I'm still hoping that someone else will get real PEM-blocking from cumin.
I think this to be a real effect you would have to be able to “subgroup” beforehand.

You might be interested in the subgrouping discussion:

You can’t just pick 3% of ppl that did well in a trial, statistical noise is too high. Maybe if you can preselect for a specific gene mutation or something else beforehand then see if that 3% had it.
 
You can’t just pick 3% of ppl that did well in a trial, statistical noise is too high. Maybe if you can preselect for a specific gene mutation or something else beforehand then see if that 3% had it.

If you monitored insulin (or maybe blood sugar) continually, gave the drug intermittently and observed a regular saw tooth pattern corresponding to the drug dosing you could do it.
 
Have there been any trials where a drug has failed to be effective for enough patients to be accepted, but where it had been effective on a few patients in the trial, and later been accepted as a treatment for what had later been proven to be a subgroup?
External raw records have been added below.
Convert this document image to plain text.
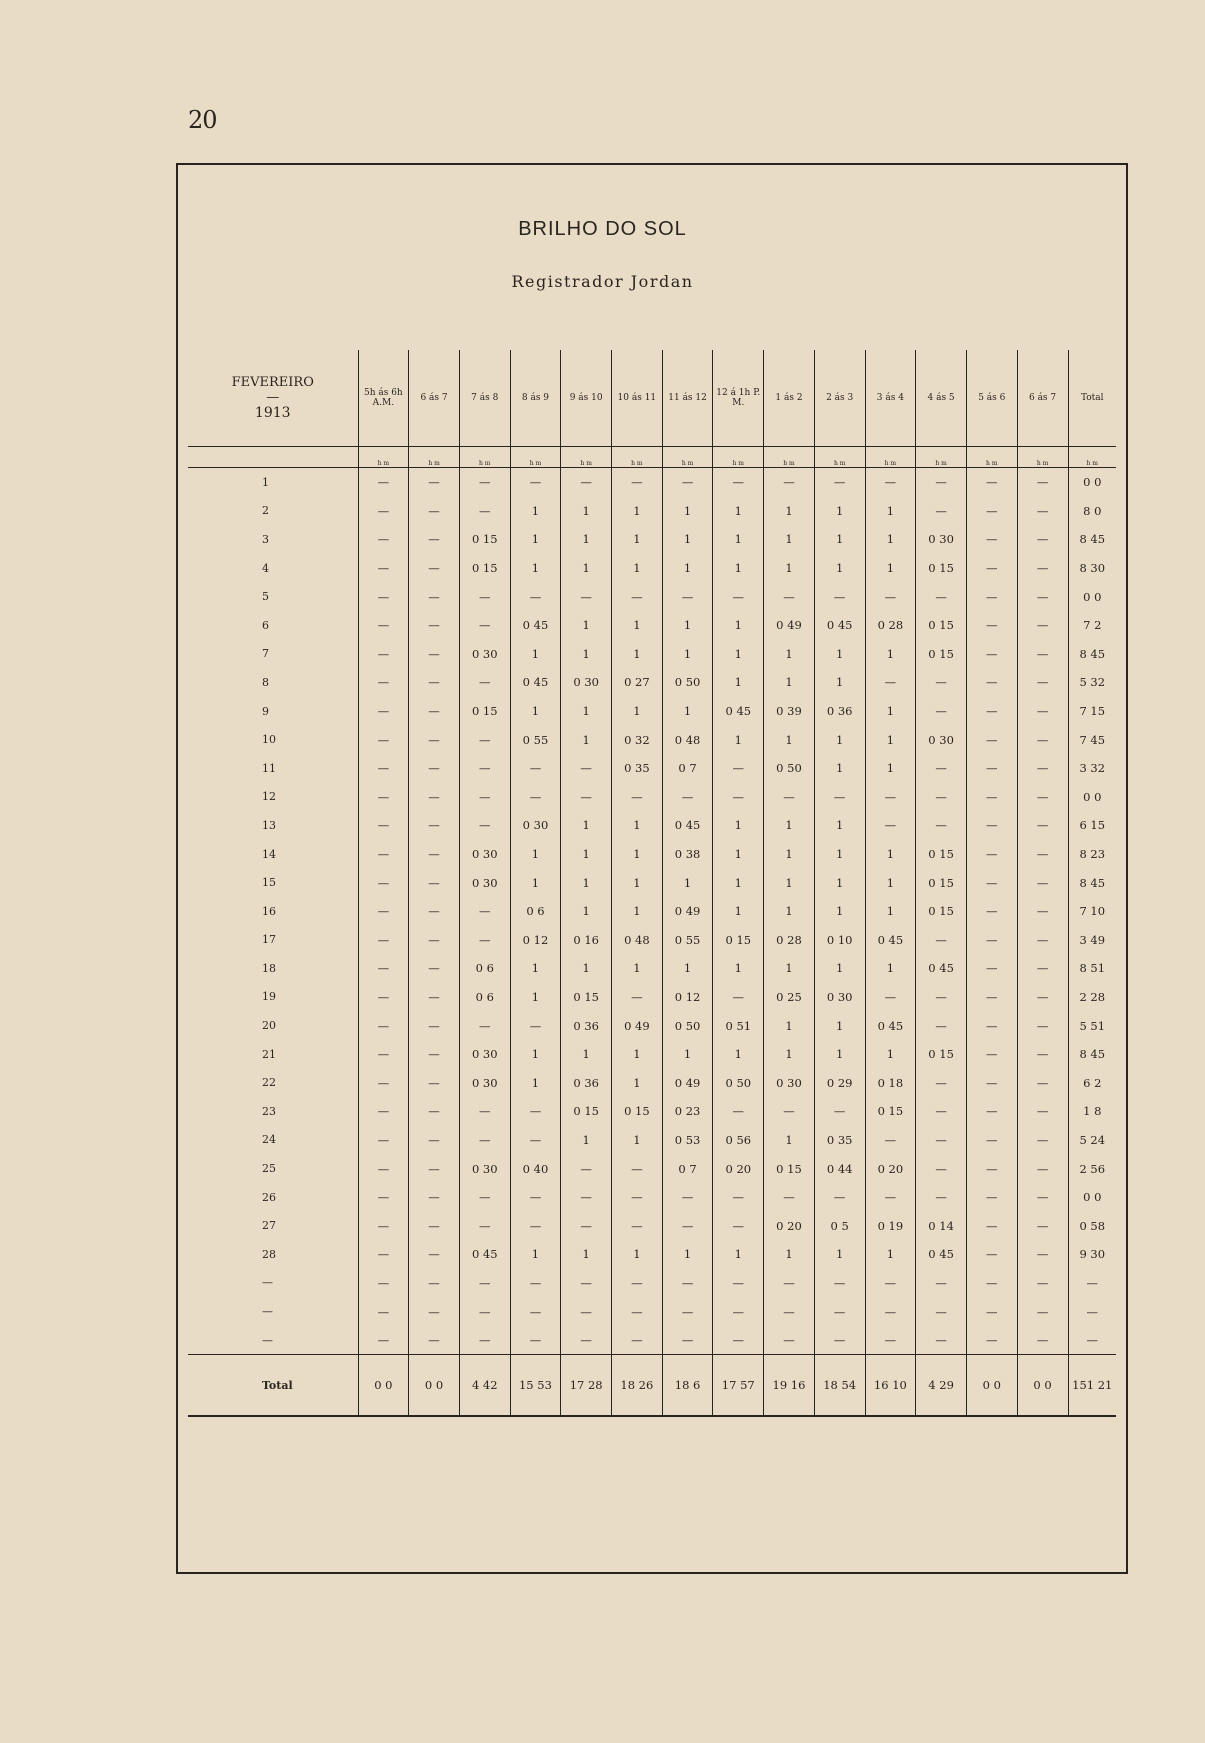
20
BRILHO DO SOL
Registrador Jordan
FEVEREIRO
—
1913	5h ás 6h A.M.	6 ás 7	7 ás 8	8 ás 9	9 ás 10	10 ás 11	11 ás 12	12 á 1h P. M.	1 ás 2	2 ás 3	3 ás 4	4 ás 5	5 ás 6	6 ás 7	Total
	h m	h m	h m	h m	h m	h m	h m	h m	h m	h m	h m	h m	h m	h m	h m
1	—	—	—	—	—	—	—	—	—	—	—	—	—	—	0 0
2	—	—	—	1	1	1	1	1	1	1	1	—	—	—	8 0
3	—	—	0 15	1	1	1	1	1	1	1	1	0 30	—	—	8 45
4	—	—	0 15	1	1	1	1	1	1	1	1	0 15	—	—	8 30
5	—	—	—	—	—	—	—	—	—	—	—	—	—	—	0 0
6	—	—	—	0 45	1	1	1	1	0 49	0 45	0 28	0 15	—	—	7 2
7	—	—	0 30	1	1	1	1	1	1	1	1	0 15	—	—	8 45
8	—	—	—	0 45	0 30	0 27	0 50	1	1	1	—	—	—	—	5 32
9	—	—	0 15	1	1	1	1	0 45	0 39	0 36	1	—	—	—	7 15
10	—	—	—	0 55	1	0 32	0 48	1	1	1	1	0 30	—	—	7 45
11	—	—	—	—	—	0 35	0 7	—	0 50	1	1	—	—	—	3 32
12	—	—	—	—	—	—	—	—	—	—	—	—	—	—	0 0
13	—	—	—	0 30	1	1	0 45	1	1	1	—	—	—	—	6 15
14	—	—	0 30	1	1	1	0 38	1	1	1	1	0 15	—	—	8 23
15	—	—	0 30	1	1	1	1	1	1	1	1	0 15	—	—	8 45
16	—	—	—	0 6	1	1	0 49	1	1	1	1	0 15	—	—	7 10
17	—	—	—	0 12	0 16	0 48	0 55	0 15	0 28	0 10	0 45	—	—	—	3 49
18	—	—	0 6	1	1	1	1	1	1	1	1	0 45	—	—	8 51
19	—	—	0 6	1	0 15	—	0 12	—	0 25	0 30	—	—	—	—	2 28
20	—	—	—	—	0 36	0 49	0 50	0 51	1	1	0 45	—	—	—	5 51
21	—	—	0 30	1	1	1	1	1	1	1	1	0 15	—	—	8 45
22	—	—	0 30	1	0 36	1	0 49	0 50	0 30	0 29	0 18	—	—	—	6 2
23	—	—	—	—	0 15	0 15	0 23	—	—	—	0 15	—	—	—	1 8
24	—	—	—	—	1	1	0 53	0 56	1	0 35	—	—	—	—	5 24
25	—	—	0 30	0 40	—	—	0 7	0 20	0 15	0 44	0 20	—	—	—	2 56
26	—	—	—	—	—	—	—	—	—	—	—	—	—	—	0 0
27	—	—	—	—	—	—	—	—	0 20	0 5	0 19	0 14	—	—	0 58
28	—	—	0 45	1	1	1	1	1	1	1	1	0 45	—	—	9 30
—	—	—	—	—	—	—	—	—	—	—	—	—	—	—	—
—	—	—	—	—	—	—	—	—	—	—	—	—	—	—	—
—	—	—	—	—	—	—	—	—	—	—	—	—	—	—	—
Total	0 0	0 0	4 42	15 53	17 28	18 26	18 6	17 57	19 16	18 54	16 10	4 29	0 0	0 0	151 21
I don't have a proper feel for the statistics and approvals process, but my personal experience is that compounds can work well for a few people even though they fail to work for the majority.
 
Have there been any trials where a drug has failed to be effective for enough patients to be accepted, but where it had been effective on a few patients in the trial

How does one know that it is 'effective' rather than just that some people got better for some reason?

If there is circumstantial evidence like pharmacodynamics one may be able to decide. But I don't remember any trial where that occurred - the pharmacodynamics of improvement in a small group went on to be taken as evidence of value is a subgroup.
but my personal experience is that compounds can work well for a few people even though they fail to work for the majority.

But how would you know? I think people are entitled to have a firm belief in their own response based perhaps of repeated taking and withdrawing from a drug. But for anyone else we know that accounts of causal relation of drug to improvement are so unreliable that they are a waste of time. People are hugely unreliable about this. And you can prove that they are unreliable as a whole even if you cannot prove an individual is unreliable. The statistics are subtle but can be very elegant. People are unreliable about cause and effect.